Ленточки эти сразу же увидели старшеклассницы, запели-заходили вокруг меня, выпросили сходить куда-то, а взамен принесли две старенькие, да разного цвета, вплели их мне в волосы и сказали, чтобы походила пока так. Но больше я свои новые ленточки и не видела. Писала потом бабуся, что ждет меня дома красивый газовый шарфик, не стала она присылать в конверте.
Однако вскоре поток слезных писем к бабусе прекратился. И вот почему.
Как-то послали меня в кабинет директора отнести журнал. Я остановилась ни жива-ни мертва у дверей. В это время послышались энергичные шаги и дверь широко распахнулась, так что я отлетела к стене.
- Ой, кто тут? - пророкотал надо мной густой мужской голос. Мужские голоса звучали у нас нечасто — в основном в интернате работали женщины.
- Прости, прости, - сказал он смущенно. - Ты кто, из какого класса?
У меня от страха пропал голос. Я что-то скрипнула в ответ. Он наклонился к самому моему лицу.
- Не понял...
Я откашлялась и так звонко отрапортовала, что он рассмеялся и почесал у себя в ухе.

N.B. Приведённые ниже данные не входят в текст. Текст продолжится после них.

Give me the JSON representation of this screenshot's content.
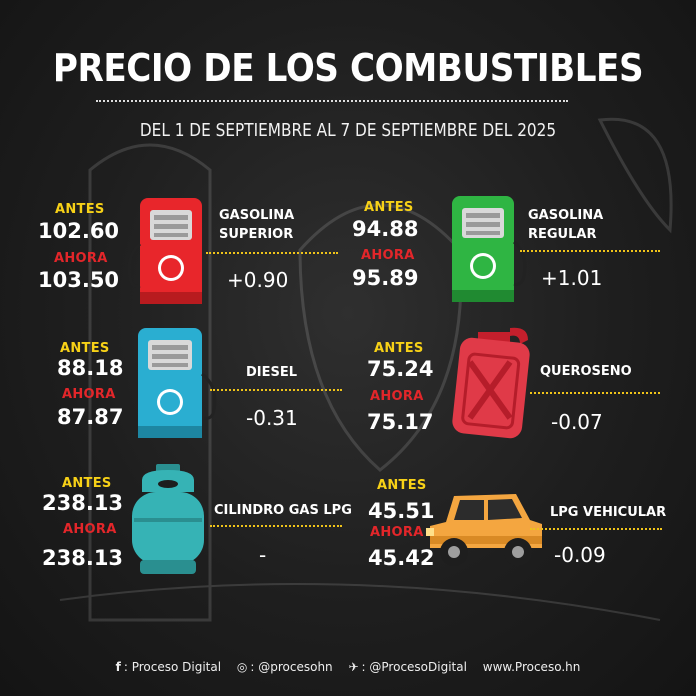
{
  "header": {
    "title": "PRECIO DE LOS COMBUSTIBLES",
    "subtitle": "DEL 1 DE SEPTIEMBRE AL 7 DE SEPTIEMBRE DEL 2025"
  },
  "labels": {
    "antes": "ANTES",
    "ahora": "AHORA"
  },
  "fuels": [
    {
      "name_line1": "GASOLINA",
      "name_line2": "SUPERIOR",
      "antes": "102.60",
      "ahora": "103.50",
      "delta": "+0.90",
      "icon": "red-fuel-pump-icon",
      "color": "#e8262b"
    },
    {
      "name_line1": "GASOLINA",
      "name_line2": "REGULAR",
      "antes": "94.88",
      "ahora": "95.89",
      "delta": "+1.01",
      "icon": "green-fuel-pump-icon",
      "color": "#2fb543"
    },
    {
      "name_line1": "DIESEL",
      "name_line2": "",
      "antes": "88.18",
      "ahora": "87.87",
      "delta": "-0.31",
      "icon": "blue-fuel-pump-icon",
      "color": "#2aaed1"
    },
    {
      "name_line1": "QUEROSENO",
      "name_line2": "",
      "antes": "75.24",
      "ahora": "75.17",
      "delta": "-0.07",
      "icon": "red-jerrycan-icon",
      "color": "#e03a48"
    },
    {
      "name_line1": "CILINDRO GAS LPG",
      "name_line2": "",
      "antes": "238.13",
      "ahora": "238.13",
      "delta": "-",
      "icon": "gas-cylinder-icon",
      "color": "#36b3b5"
    },
    {
      "name_line1": "LPG VEHICULAR",
      "name_line2": "",
      "antes": "45.51",
      "ahora": "45.42",
      "delta": "-0.09",
      "icon": "orange-car-icon",
      "color": "#f4a640"
    }
  ],
  "footer": {
    "facebook": "Proceso Digital",
    "instagram": "@procesohn",
    "twitter": "@ProcesoDigital",
    "website": "www.Proceso.hn"
  }
}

- Ну вот, это другое дело. Ишь, голос-то у тебя какой. Надо тебя к Михаилу Ивановичу. Знаешь, кто такой Михаил Иванович?
Я не знала, кто такой Михаил Иванович. Но на следующий день меня действительно послали к нему.
Наш интернат состоял из множества разных деревянных домов. В одном мы спали, в другой ходили на уроки, в третьем располагалась столовая, в четвертом была баня... И был еще один деревянный дом, где проходили спевки знаменитого на всю область интернатского хора. Руководил этим хором Михаил Иванович, слепой музыкант. Он жил со своей женой в этом же доме, за стенкой. В назначенный час хористы собирались в своей половине, и жена выводила туда Михаила Ивановича, бережно поддерживая его под руку. Она усаживала его на стул, расстилала на коленях бархатную тряпочку, он устанавливал на нее баян. Начиналась репетиция.
Михаил Иванович послушал меня и поставил слева в первый ряд. Рядов было четыре, и каждый пел свою партию. Мы собирались в разное время, разучивая свою мелодию, а потом Михаил Иванович назначал общую спевку.
Как красиво звучал хор! Это были чудесные часы. Я забыла обо всех обидах. И даже про Митька, который напускал на всех ледяной ужас, я забыла. Он, кстати, и не встречался уже давно на моем пути.
«Летите, голуби, летите!.. Для вас нигде преграды нет...» - начинали тоненькие дисканты с первого ряда, откуда-то с высоты (дальше ряды поднимались на скамейках) гудели вослед им альты: «Несите, го...»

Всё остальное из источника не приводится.